One gram of water is placed in a cylinder and the pressure is maintained at 2.0 x 105 Pa. The temperature of the water is raised by 31oC. Determine the change in internal energy when, a) the water is in its liquid phase and causes an expansion of 1.0 x 10-8 m3. b) Water is in its gaseous phase and expands by the much greater amount of 7.1 x 10-5 m3. Assume that there is no phase change for both cases. (cliquidH20 =4186 J/(kgoC); cgasH20 = 2020 J/(kgoC))
To determine the change in internal energy, we need to calculate the work done on the system and the heat transferred to the system.
a) When water is in its liquid phase and causes an expansion of 1.0 x 10^(-8) m^3:
The work done on the system can be calculated using the equation: W = P * ΔV, where P is the pressure and ΔV is the change in volume.
Given:
Pressure (P) = 2.0 x 10^5 Pa
Change in volume (ΔV) = 1.0 x 10^(-8) m^3
Using the given values, we can calculate the work done on the system:
W = (2.0 x 10^5 Pa) * (1.0 x 10^(-8) m^3) = 2.0 J (approximately)

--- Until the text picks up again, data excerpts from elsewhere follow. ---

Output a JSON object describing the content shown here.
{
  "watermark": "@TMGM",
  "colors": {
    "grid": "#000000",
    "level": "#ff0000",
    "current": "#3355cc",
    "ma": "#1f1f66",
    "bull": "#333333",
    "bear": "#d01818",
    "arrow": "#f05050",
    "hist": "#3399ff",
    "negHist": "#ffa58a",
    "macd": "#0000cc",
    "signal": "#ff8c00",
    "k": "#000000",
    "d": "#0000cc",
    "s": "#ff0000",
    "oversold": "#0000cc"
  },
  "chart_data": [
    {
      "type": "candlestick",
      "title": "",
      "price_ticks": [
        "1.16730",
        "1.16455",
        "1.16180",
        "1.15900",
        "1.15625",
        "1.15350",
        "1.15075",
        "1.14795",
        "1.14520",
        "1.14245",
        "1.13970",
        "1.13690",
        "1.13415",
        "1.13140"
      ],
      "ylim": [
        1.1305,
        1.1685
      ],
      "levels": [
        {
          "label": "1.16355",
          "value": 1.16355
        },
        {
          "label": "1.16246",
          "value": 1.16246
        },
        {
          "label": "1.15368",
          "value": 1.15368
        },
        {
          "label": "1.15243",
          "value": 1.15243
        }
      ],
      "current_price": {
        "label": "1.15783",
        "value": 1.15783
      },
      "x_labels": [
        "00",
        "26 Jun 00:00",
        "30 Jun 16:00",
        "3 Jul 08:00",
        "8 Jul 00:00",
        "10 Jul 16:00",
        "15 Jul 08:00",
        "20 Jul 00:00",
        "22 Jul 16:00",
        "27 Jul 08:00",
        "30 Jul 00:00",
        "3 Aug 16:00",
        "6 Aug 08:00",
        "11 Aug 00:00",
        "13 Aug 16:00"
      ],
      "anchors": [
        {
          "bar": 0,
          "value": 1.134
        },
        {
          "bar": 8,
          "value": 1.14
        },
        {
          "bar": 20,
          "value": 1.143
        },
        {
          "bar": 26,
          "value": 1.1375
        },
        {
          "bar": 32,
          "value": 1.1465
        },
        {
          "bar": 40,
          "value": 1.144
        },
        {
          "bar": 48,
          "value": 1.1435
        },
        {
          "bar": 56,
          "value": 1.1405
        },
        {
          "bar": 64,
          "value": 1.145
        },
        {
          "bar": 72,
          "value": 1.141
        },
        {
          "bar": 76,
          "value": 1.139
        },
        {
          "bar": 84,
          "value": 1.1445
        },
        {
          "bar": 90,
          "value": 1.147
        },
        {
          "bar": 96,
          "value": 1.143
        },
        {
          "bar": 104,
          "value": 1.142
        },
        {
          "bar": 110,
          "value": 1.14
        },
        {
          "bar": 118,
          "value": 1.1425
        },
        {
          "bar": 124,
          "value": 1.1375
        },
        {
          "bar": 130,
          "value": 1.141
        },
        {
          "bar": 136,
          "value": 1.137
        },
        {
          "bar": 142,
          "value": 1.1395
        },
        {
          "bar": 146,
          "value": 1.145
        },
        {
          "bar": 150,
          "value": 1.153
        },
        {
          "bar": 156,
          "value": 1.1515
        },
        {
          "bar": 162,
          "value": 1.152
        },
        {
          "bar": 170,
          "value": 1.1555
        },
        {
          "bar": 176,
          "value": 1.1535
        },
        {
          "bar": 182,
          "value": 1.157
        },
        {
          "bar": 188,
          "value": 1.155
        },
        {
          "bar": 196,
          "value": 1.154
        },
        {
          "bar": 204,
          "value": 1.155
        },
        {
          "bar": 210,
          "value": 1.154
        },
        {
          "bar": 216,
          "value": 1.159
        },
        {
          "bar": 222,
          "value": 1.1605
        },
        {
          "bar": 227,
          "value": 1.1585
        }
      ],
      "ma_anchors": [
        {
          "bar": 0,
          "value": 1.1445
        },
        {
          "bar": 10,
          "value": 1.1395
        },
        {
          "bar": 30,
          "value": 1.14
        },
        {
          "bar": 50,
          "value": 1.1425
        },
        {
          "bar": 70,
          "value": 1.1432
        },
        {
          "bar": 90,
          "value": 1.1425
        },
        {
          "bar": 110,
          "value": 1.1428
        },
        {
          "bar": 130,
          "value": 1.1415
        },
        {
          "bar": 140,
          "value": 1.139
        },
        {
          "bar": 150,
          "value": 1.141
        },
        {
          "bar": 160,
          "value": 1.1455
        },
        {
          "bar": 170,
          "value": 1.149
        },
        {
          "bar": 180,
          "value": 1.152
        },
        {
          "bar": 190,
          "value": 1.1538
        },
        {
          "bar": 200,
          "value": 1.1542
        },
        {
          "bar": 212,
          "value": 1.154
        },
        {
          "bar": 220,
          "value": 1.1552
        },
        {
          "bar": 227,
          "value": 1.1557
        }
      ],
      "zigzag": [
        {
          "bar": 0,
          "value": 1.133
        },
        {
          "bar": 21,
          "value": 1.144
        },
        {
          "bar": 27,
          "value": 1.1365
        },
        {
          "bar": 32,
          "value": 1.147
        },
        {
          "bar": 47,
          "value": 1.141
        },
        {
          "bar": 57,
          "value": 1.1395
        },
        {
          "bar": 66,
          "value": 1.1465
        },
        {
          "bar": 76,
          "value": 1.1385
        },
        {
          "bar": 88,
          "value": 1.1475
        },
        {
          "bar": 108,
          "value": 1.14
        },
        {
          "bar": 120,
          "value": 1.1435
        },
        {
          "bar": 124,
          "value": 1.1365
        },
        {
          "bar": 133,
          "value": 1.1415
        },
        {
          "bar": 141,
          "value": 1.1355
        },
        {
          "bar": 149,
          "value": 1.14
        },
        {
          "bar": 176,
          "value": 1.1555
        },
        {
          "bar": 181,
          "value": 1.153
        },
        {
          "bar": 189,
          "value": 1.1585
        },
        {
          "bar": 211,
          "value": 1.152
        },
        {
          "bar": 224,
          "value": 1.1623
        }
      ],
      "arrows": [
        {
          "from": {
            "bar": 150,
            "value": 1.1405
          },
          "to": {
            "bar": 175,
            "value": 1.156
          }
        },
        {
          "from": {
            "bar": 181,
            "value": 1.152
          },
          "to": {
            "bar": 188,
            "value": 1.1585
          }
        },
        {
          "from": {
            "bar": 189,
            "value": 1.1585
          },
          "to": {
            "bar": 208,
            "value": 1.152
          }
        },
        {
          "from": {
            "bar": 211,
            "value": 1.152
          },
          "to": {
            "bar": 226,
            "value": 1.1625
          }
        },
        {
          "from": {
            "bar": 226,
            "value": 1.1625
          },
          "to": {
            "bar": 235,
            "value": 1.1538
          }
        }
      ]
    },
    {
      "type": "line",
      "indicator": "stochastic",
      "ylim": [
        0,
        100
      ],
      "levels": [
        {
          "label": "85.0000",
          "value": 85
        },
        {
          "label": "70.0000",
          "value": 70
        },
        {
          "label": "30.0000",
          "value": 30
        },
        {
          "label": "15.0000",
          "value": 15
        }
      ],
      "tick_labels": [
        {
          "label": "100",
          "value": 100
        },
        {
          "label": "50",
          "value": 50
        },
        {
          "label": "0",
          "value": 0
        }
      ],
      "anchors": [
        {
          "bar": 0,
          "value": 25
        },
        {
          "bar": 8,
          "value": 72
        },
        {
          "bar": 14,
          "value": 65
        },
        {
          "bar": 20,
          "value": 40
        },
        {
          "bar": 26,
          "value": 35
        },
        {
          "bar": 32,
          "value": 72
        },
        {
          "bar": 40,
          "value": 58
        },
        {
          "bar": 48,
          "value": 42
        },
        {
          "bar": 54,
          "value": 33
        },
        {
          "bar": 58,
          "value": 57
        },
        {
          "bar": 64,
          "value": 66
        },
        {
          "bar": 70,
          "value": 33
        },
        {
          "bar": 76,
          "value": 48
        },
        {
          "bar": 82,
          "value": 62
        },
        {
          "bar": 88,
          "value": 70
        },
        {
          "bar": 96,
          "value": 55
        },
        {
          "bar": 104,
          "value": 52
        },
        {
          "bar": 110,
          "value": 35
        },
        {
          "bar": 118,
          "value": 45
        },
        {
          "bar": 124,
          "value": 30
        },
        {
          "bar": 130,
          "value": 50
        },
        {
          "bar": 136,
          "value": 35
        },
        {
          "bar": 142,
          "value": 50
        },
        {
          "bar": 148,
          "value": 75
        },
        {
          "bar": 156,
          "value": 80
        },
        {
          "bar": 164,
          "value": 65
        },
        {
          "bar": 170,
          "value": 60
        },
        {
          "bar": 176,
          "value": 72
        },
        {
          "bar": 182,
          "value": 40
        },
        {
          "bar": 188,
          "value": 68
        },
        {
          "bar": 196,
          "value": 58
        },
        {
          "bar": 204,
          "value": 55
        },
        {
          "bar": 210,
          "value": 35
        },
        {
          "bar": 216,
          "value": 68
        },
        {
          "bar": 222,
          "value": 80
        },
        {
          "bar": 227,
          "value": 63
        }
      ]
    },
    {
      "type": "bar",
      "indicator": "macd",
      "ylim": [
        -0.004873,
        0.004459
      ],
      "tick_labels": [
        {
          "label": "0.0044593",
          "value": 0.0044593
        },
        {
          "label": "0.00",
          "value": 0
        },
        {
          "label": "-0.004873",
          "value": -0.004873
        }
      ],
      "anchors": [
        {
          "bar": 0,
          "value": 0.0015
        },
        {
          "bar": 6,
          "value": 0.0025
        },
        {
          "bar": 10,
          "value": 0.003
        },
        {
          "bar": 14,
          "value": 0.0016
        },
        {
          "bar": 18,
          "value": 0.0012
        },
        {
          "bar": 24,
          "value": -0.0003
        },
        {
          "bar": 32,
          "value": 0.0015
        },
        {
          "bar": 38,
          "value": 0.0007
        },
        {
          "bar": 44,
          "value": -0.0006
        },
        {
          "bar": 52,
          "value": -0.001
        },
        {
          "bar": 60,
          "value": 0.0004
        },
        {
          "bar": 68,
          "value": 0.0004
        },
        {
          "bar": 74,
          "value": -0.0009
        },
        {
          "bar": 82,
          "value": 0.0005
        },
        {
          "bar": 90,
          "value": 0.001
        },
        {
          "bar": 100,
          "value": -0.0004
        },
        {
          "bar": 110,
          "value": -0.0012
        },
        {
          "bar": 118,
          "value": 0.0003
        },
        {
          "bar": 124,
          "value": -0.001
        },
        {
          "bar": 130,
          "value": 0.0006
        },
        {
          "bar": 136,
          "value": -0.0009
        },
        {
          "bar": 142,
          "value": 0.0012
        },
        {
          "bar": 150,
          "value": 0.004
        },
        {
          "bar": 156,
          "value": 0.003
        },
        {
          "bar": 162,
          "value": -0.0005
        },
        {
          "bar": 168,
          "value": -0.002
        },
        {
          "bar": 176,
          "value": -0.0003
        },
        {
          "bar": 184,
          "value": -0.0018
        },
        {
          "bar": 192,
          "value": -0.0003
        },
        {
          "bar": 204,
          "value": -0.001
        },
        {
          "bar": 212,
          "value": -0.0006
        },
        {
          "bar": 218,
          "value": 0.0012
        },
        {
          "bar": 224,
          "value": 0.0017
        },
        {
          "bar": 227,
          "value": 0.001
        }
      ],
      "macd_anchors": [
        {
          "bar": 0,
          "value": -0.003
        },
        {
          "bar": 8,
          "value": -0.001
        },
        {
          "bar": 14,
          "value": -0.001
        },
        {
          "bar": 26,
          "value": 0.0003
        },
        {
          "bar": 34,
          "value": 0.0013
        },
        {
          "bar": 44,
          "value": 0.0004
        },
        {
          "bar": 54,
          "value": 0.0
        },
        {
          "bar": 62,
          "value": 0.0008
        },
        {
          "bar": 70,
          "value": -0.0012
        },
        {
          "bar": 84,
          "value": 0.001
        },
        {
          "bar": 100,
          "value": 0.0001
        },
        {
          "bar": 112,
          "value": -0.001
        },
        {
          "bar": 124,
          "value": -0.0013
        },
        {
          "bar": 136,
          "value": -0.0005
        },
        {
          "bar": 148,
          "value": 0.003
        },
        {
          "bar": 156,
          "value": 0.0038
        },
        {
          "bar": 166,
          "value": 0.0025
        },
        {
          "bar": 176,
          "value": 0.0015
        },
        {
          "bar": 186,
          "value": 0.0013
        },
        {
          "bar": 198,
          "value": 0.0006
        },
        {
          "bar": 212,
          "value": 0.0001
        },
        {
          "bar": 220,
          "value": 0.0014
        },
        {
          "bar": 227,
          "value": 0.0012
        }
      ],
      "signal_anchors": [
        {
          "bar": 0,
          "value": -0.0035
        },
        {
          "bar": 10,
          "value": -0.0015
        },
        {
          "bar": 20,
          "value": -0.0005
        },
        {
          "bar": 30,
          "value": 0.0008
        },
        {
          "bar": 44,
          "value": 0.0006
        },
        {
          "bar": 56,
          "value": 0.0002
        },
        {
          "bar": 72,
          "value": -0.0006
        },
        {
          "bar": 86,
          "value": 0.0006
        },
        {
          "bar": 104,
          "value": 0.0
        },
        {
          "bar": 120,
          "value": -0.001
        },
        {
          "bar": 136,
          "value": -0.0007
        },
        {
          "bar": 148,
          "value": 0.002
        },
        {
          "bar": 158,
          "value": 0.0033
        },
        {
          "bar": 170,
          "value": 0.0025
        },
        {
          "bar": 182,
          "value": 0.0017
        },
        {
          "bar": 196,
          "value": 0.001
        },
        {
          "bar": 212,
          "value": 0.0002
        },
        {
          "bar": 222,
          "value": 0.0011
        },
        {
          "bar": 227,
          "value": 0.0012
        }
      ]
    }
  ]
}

The heat transferred to the system can be calculated using the equation: Q = m * c * ΔT, where m is the mass, c is the specific heat capacity, and ΔT is the change in temperature.
Given:
Mass (m) = 1 gram = 0.001 kg
Specific heat capacity (c) = 4186 J/(kg·°C)
Change in temperature (ΔT) = 31°C
Using the given values, we can calculate the heat transferred to the system:
Q = (0.001 kg) * (4186 J/(kg·°C)) * (31°C) = 129.446 J (approximately)
The change in internal energy (ΔU) can be calculated using the first law of thermodynamics:
ΔU = Q - W
ΔU = 129.446 J - 2.0 J = 127.446 J (approximately)
Therefore, the change in internal energy when water is in its liquid phase and causes an expansion of 1.0 x 10^(-8) m^3 is approximately 127.446 J.
b) When water is in its gaseous phase and expands by the amount of 7.1 x 10^(-5) m^3:
The calculations for this scenario are similar to the previous case, but with a different change in volume.
Given:
Pressure (P) = 2.0 x 10^5 Pa
Change in volume (ΔV) = 7.1 x 10^(-5) m^3
Using the given values, we can calculate the work done on the system:
W = (2.0 x 10^5 Pa) * (7.1 x 10^(-5) m^3) = 14 J (approximately)
The heat transferred to the system can be calculated using the same equation:
Q = (0.001 kg) * (2020 J/(kg·°C)) * (31°C) = 62.62 J (approximately)
The change in internal energy can be calculated using the first law of thermodynamics:
ΔU = Q - W
ΔU = 62.62 J - 14 J = 48.62 J (approximately)
Therefore, the change in internal energy when water is in its gaseous phase and expands by the amount of 7.1 x 10^(-5) m^3 is approximately 48.62 J.